Childhood cancer research is also being acknowledged in public and business forums, most recently with Maria’s nomination as one of three finalists for the major award at the 2020 NSW Women of the Year Awards. Along with artist, lawyer and writer Amani Haydar and cardiologist and researcher, Professor Clara Chow, Maria is a finalist for the 2020 NSW Premier's Woman of the Year award. 

Funding fuels brilliant research

Sadly, at the same time that her work is being publicly recognised, the struggle for funding for important projects is just as real as it ever was.

“Without funding we simply couldn’t do the research,” Maria says. “We could not support our students and our postdoctoral scientists. And we couldn’t afford essential consumables we’re using to conduct the research.”

“When you’ve got a powerful idea and you want to drive it forward, it’s very frustrating when you can’t progress because of a lack of funding. And that happens! Laboratories close and projects end because of funding troubles.”

A recent success story was a research project spearheaded by Maria and her colleagues looking into how neuroblastoma, an aggressive cancer that grows from immature nerve cells, metastasises and spreads. The knowledge that has come from the study, which resulted in a paper being published in the British Journal of Cancer, will be used to discover vulnerabilities in neuroblastoma cells and to develop new treatments against them.

“This work was almost exclusively funded by The Kids’ Cancer Project and when they first funded us, it was just an idea,” Maria says.

“If we went to a big, national funding body, they wouldn’t have funded us, but The Kids’ Cancer Project looked at our track record, at our skills and our resources, and they could see the value.”


Read more: Stathmin regulation of microRNA expression in neuroblastoma cells


“We’re now at the stage of seeking further funding to begin looking into how we might exploit the vulnerabilities for therapeutic gain. Metastatic disease is incredibly difficult to cure in any form of cancer, so now we’ve broken down the biology and begun to understand the genetic alterations in those cells that drive the metastatic spread.”

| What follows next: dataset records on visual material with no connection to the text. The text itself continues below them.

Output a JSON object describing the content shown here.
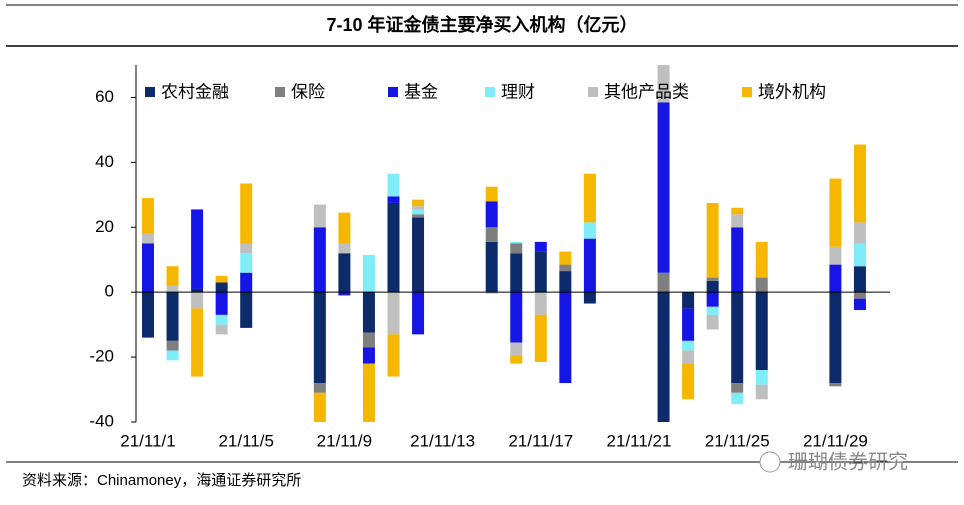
{
  "chart_data": {
    "type": "stacked_bar",
    "title": "7-10 年证金债主要净买入机构（亿元）",
    "categories": [
      "21/11/1",
      null,
      null,
      null,
      "21/11/5",
      null,
      null,
      null,
      "21/11/9",
      null,
      null,
      null,
      "21/11/13",
      null,
      null,
      null,
      "21/11/17",
      null,
      null,
      null,
      "21/11/21",
      null,
      null,
      null,
      "21/11/25",
      null,
      null,
      null,
      "21/11/29",
      null
    ],
    "series": [
      {
        "name": "农村金融",
        "color": "#0d2a6b",
        "values": [
          -14,
          -15,
          1,
          3,
          -11,
          null,
          null,
          -28,
          12,
          -12.5,
          27.5,
          23,
          null,
          null,
          15.5,
          12,
          12.5,
          6.5,
          -3.5,
          null,
          null,
          -41,
          -5,
          3.5,
          -28,
          -24,
          null,
          null,
          -28,
          8
        ]
      },
      {
        "name": "保险",
        "color": "#7f7f7f",
        "values": [
          0,
          -3,
          0,
          0,
          0,
          null,
          null,
          -3,
          0,
          -4.5,
          0,
          1,
          null,
          null,
          4.5,
          3,
          0,
          2,
          0,
          null,
          null,
          6,
          0,
          1,
          -3,
          4.5,
          null,
          null,
          -1,
          -2
        ]
      },
      {
        "name": "基金",
        "color": "#1515e6",
        "values": [
          15,
          0,
          24.5,
          -7,
          6,
          null,
          null,
          20,
          -1,
          -5,
          2,
          -13,
          null,
          null,
          8,
          -15.5,
          3,
          -28,
          16.5,
          null,
          null,
          52.5,
          -10,
          -4.5,
          20,
          0,
          null,
          null,
          8.5,
          -3.5
        ]
      },
      {
        "name": "理财",
        "color": "#7fedf7",
        "values": [
          0,
          -3,
          0,
          -3,
          6,
          null,
          null,
          0,
          0,
          11.5,
          7,
          1.5,
          null,
          null,
          0,
          0.5,
          0,
          0,
          5,
          null,
          null,
          0,
          -3,
          -2.5,
          -3.5,
          -4.5,
          null,
          null,
          0,
          7
        ]
      },
      {
        "name": "其他产品类",
        "color": "#bfbfbf",
        "values": [
          3,
          2,
          -5,
          -3,
          3,
          null,
          null,
          7,
          3,
          0,
          -13,
          1,
          null,
          null,
          -0.5,
          -4,
          -7,
          0,
          0,
          null,
          null,
          12,
          -4,
          -4.5,
          4,
          -4.5,
          null,
          null,
          5.5,
          6.5
        ]
      },
      {
        "name": "境外机构",
        "color": "#f5b700",
        "values": [
          11,
          6,
          -21,
          2,
          18.5,
          null,
          null,
          -9,
          9.5,
          -19,
          -13,
          2,
          null,
          null,
          4.5,
          -2.5,
          -14.5,
          4,
          15,
          null,
          null,
          0,
          -11,
          23,
          2,
          11,
          null,
          null,
          21,
          24
        ]
      }
    ],
    "ylim": [
      -40,
      70
    ],
    "yticks": [
      -40,
      -20,
      0,
      20,
      40,
      60
    ],
    "source": "资料来源：Chinamoney，海通证券研究所",
    "watermark": "珊瑚债券研究"
  }
}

“Seeking funding” is the first job Maria was given when she joined Children’s Cancer Institute two decades ago.

“When I came back from my postdoctoral studies in the US, I said I wanted to set up an independent research group,” she says.

“[Children’s Cancer Institute] said, ‘No problem, but you have to find your own funding.’ I scraped up a very small amount of money to get a part-time technician in that first year, to help out while I ran experiments and wrote more grant applications.”

Today things are not very different, she says. Her work is grander in its ambition, but nothing becomes real until it is funded.

Worthy of an award

Maria is certainly no stranger to awards for her breakthrough research. In the past she has been honoured with an Australian Financial Review and Westpac 100 Women of Influence award, has been recognised in the inaugural Knowledge Nation 100, and has been awarded the 2017 NSW Premier’s Science and Engineering Prize for Leadership in Innovation. In 2019, Maria was appointed a Member (AM) of the Order of Australia for her significant service to medicine, and to medical research, in the field of childhood and adult cancers.

So what does the award nomination for NSW Premier's Woman of the Year mean for Maria, who has achieved so much in the field of childhood cancer research over the last two decades?

“I am very honoured,” she says. “This award is not just about what you’ve done in your work, but also about the broader service to community. I’ve served, and still do serve, on a lot of major government committees and such, as well as doing my research.”

“So this is not a scientific award, but for me it is an opportunity to really promote the cause of childhood cancer research. And to tell the truth, I couldn’t think of a better cause to promote.”